One of the dangers of turning a new nature into nothing but a Christian ethic is people have different definitions of the Christian ethic and when they disagree they too often consume each other. A so-called Christian ethic is no substitute for death and resurrection. It is a weak imitation of a new life. We want to live a Christians ethic or a Christian value system but we cannot – and we misrepresent the gospel when we lead people to believe they can. We teach “possibility thinking” or some carefully chosen non-negotiables to define us instead of death, resurrection and a new nature. The life of Christ is not an ethic or humanly defined set of beliefs. It is not a value system.  How often do we hear people tell us what it means to be a real Christian? Typically, it is the same as how they have defined their own thinking. No, the Christian life is being ruled by the peace of Christ and the more we encourage people to live like “real Christians” – however we define it – the more we encourage failure, frustration and eventually anger. I read an article by Richard Florida titled “The Geography of Hate” that points out those parts of the country that are the most identified as religious and Christian are also those most filled with hate groups.

“But not all people and places hate equally; some regions of the United States — at least within some sectors of their populations — are virtual hate hatcheries.
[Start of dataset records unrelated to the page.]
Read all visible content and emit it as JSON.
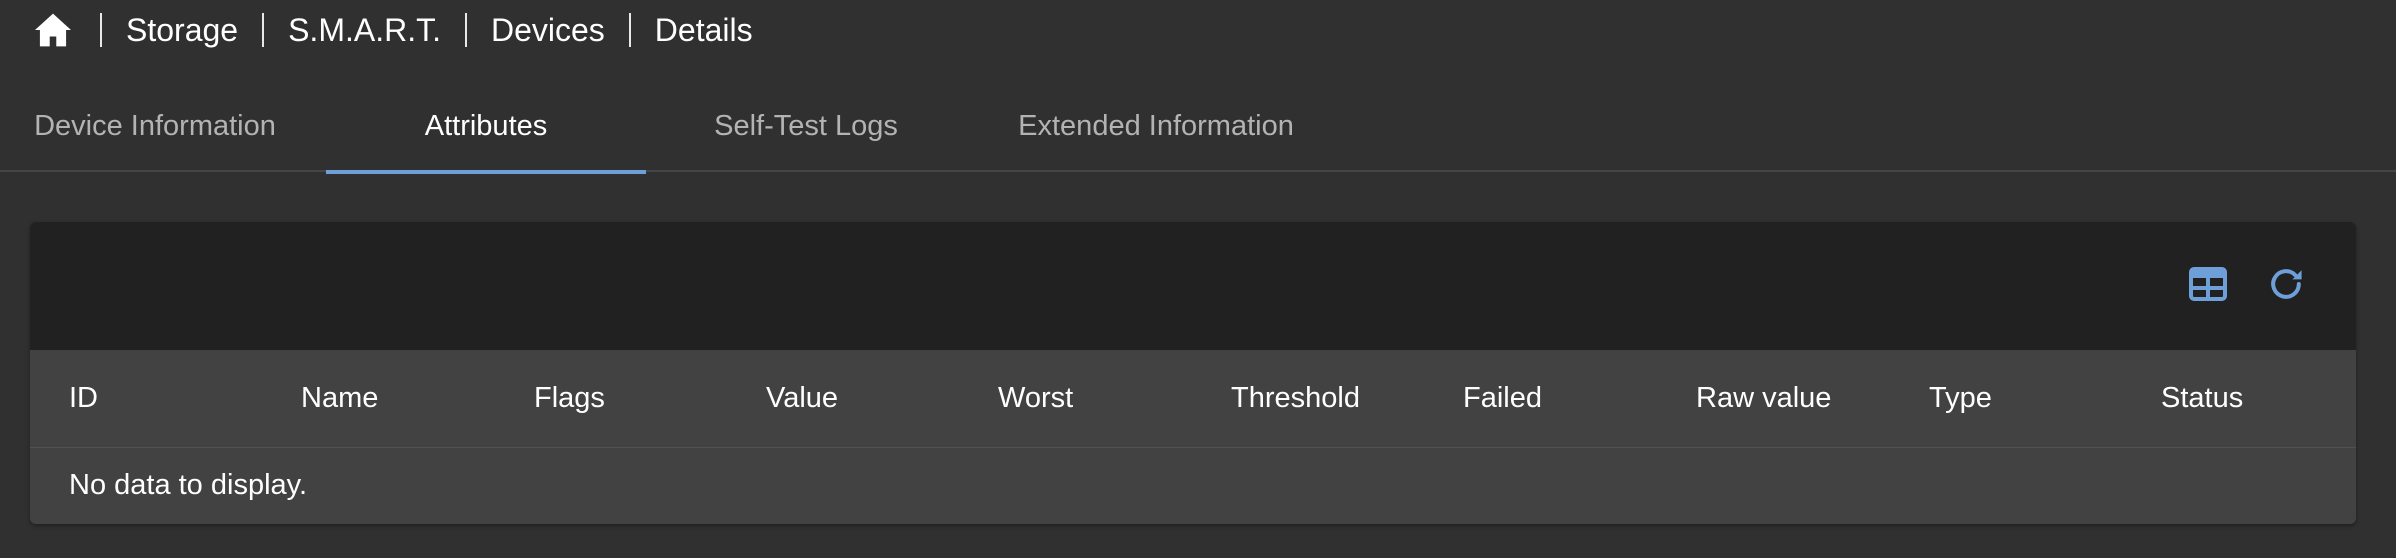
{
  "breadcrumb": {
    "home_icon": "home-icon",
    "items": [
      "Storage",
      "S.M.A.R.T.",
      "Devices",
      "Details"
    ]
  },
  "tabs": [
    {
      "label": "Device Information",
      "active": false
    },
    {
      "label": "Attributes",
      "active": true
    },
    {
      "label": "Self-Test Logs",
      "active": false
    },
    {
      "label": "Extended Information",
      "active": false
    }
  ],
  "toolbar": {
    "columns_icon": "table-columns-icon",
    "refresh_icon": "refresh-icon",
    "icon_color": "#6e9fd8"
  },
  "table": {
    "columns": [
      "ID",
      "Name",
      "Flags",
      "Value",
      "Worst",
      "Threshold",
      "Failed",
      "Raw value",
      "Type",
      "Status"
    ],
    "empty_message": "No data to display."
  },
  "colors": {
    "background": "#303030",
    "card": "#424242",
    "toolbar": "#212121",
    "accent": "#6e9fd8"
  }
}
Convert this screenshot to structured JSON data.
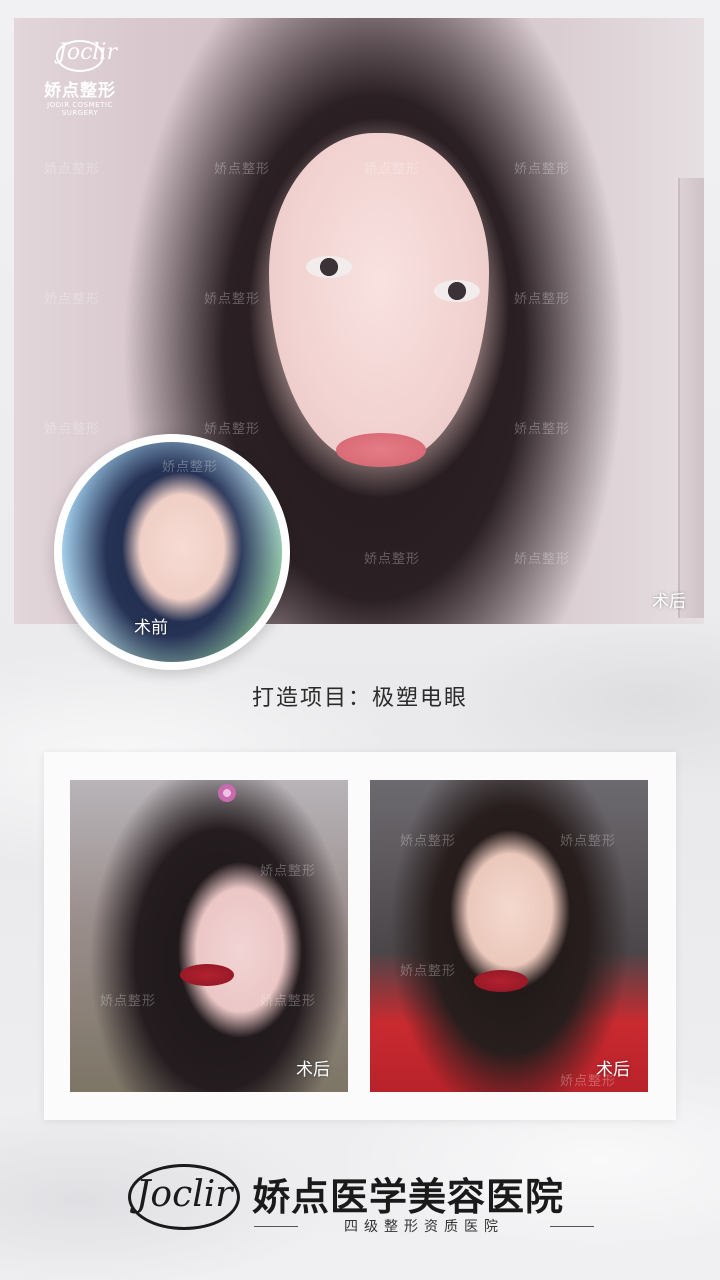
{
  "brand": {
    "top_logo_script": "Joclir",
    "top_logo_cn": "娇点整形",
    "top_logo_en": "JODIR COSMETIC SURGERY",
    "watermark": "娇点整形",
    "footer_logo_script": "Joclir",
    "footer_title": "娇点医学美容医院",
    "footer_subtitle": "四级整形资质医院"
  },
  "hero": {
    "after_label": "术后"
  },
  "before": {
    "label": "术前"
  },
  "project": {
    "text": "打造项目：极塑电眼"
  },
  "gallery": [
    {
      "label": "术后"
    },
    {
      "label": "术后"
    }
  ],
  "colors": {
    "background": "#efeff1",
    "panel": "#fbfbfc",
    "text_dark": "#1a1a1a"
  }
}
What is the geography of hate groups and organizations? Why are some regions more susceptible to them? Ironically, but perhaps not surprisingly, higher concentrations of hate groups are positively associated with states where individuals report that religion plays an important role in their everyday lives.”

This is what happens when we no longer teach and abide by the virtues Paul writes of here and other places – compassion, kindness, humility, gentleness and patience. Instead, we have substituted a false Gospel and a definition of Christian that has infected the body of the church. It is our spiritual pandemic. We have become Christians who have attached themselves to the weak and miserable principles of the world and have lost our witness in the world. I have thought long and hard about how to describe this and the word symbiosis comes to mind. I read this definition recently in a science journal:

 “Organisms in a mutualistic relationship evolved together. Each was part of the other’s environment, so as they adapted to their environment, they “made use of” each other in a way that benefited both.”

That is what Paul was warning the Colossians about. They were not being hijacked or overwhelmed by false doctrines. They were being captivated by a false Gospel that allowed them to behave like unbelievers but to consider themselves believers while doing those very things. They were acting in a way that was symbiotic. Their misbehavior had become part of their Christian ethic.

As Paul says in Galatians, he needed a tutor when he was young but the tutor’s purpose was to bring him to Christ. He needed training wheels. In the same way we need rules and lists when we are young in Christ but the goal is always maturity. It is not scales but concerts. It is not training wheels but freedom to explore. It is always to develop a second nature that is ruled by the peace of Christ. After all, that is Paul’s whole intent in making these lists, isn’t it? It is his hope that one day he will present a perfect and glorious body of saints to Christ.